# sewing machine compatibilities



## klained (May 4, 2012)

several years ago i inherited my grandmother's singer model 201-2 sewing machine, along with all the foot attachments for it. it works great and is in fact my primary machine.

as a gift my parents also got me a singer model 15 treadle machine. this one came with almost no attachments, just the primary presser foot but it also works well and want to be able to use it as a backup machine.

are any of the foot attachments from my current machine like the hemmer or binder compatible to this older model? right now the treadle is at the restorer getting the cabinetry refinished or i'd just try to swap them myself.


----------



## Basementgeek (Feb 7, 2005)

Hi and welcome to TSF

Congrats on the neat gift! There would be no way of knowing that all could work.

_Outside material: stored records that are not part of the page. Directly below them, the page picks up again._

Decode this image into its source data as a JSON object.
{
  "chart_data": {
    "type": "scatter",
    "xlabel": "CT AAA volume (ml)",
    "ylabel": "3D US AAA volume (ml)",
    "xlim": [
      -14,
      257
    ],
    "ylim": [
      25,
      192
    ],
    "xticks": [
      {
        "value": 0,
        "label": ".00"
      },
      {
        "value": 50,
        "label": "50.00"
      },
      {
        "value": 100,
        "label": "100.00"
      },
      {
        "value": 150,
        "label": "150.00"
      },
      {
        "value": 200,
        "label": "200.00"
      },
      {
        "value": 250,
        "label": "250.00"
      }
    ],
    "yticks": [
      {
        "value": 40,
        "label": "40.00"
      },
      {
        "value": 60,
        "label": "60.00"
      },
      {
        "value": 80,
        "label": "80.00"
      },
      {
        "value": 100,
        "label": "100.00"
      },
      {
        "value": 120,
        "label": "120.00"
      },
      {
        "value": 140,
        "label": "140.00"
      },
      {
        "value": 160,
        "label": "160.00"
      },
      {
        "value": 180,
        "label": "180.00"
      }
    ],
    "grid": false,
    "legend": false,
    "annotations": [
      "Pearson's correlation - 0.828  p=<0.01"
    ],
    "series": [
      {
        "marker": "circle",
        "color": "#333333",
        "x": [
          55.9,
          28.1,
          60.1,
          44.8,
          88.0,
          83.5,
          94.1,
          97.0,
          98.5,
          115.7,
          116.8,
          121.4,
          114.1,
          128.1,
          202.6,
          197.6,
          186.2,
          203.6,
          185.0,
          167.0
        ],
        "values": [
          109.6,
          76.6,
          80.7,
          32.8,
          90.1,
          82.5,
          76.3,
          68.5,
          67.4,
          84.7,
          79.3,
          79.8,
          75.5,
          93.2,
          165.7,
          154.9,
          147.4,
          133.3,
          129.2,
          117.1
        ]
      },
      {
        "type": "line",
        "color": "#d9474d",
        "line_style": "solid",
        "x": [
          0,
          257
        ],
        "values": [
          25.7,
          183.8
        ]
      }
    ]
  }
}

I am sure that there are sewing forums out there that would have a better idea what, if anything, could work.

BG


----------



## WereBo (Apr 5, 2008)

Mrs WereBo here,

Most Singer manual attachments are interchangeable, the only problems tend to arise is with 'swing-needle' systems. The older attachments are usually fitted by the screw at the the rear of the needle.

I recommend when trying different attachments, to go slow, using the wheel by hand, to check for anything catching. It's best to do this without any thread or fabric in the machine. 

I don't actually know the models you are quoting here, but take it slow and you can test if they run OK.

Good luck and don't be afraid to experiment :smile:


----------



## Basementgeek (Feb 7, 2005)

Check around the inside of the door frame. i.e. open the door and look at the frame.

BG


----------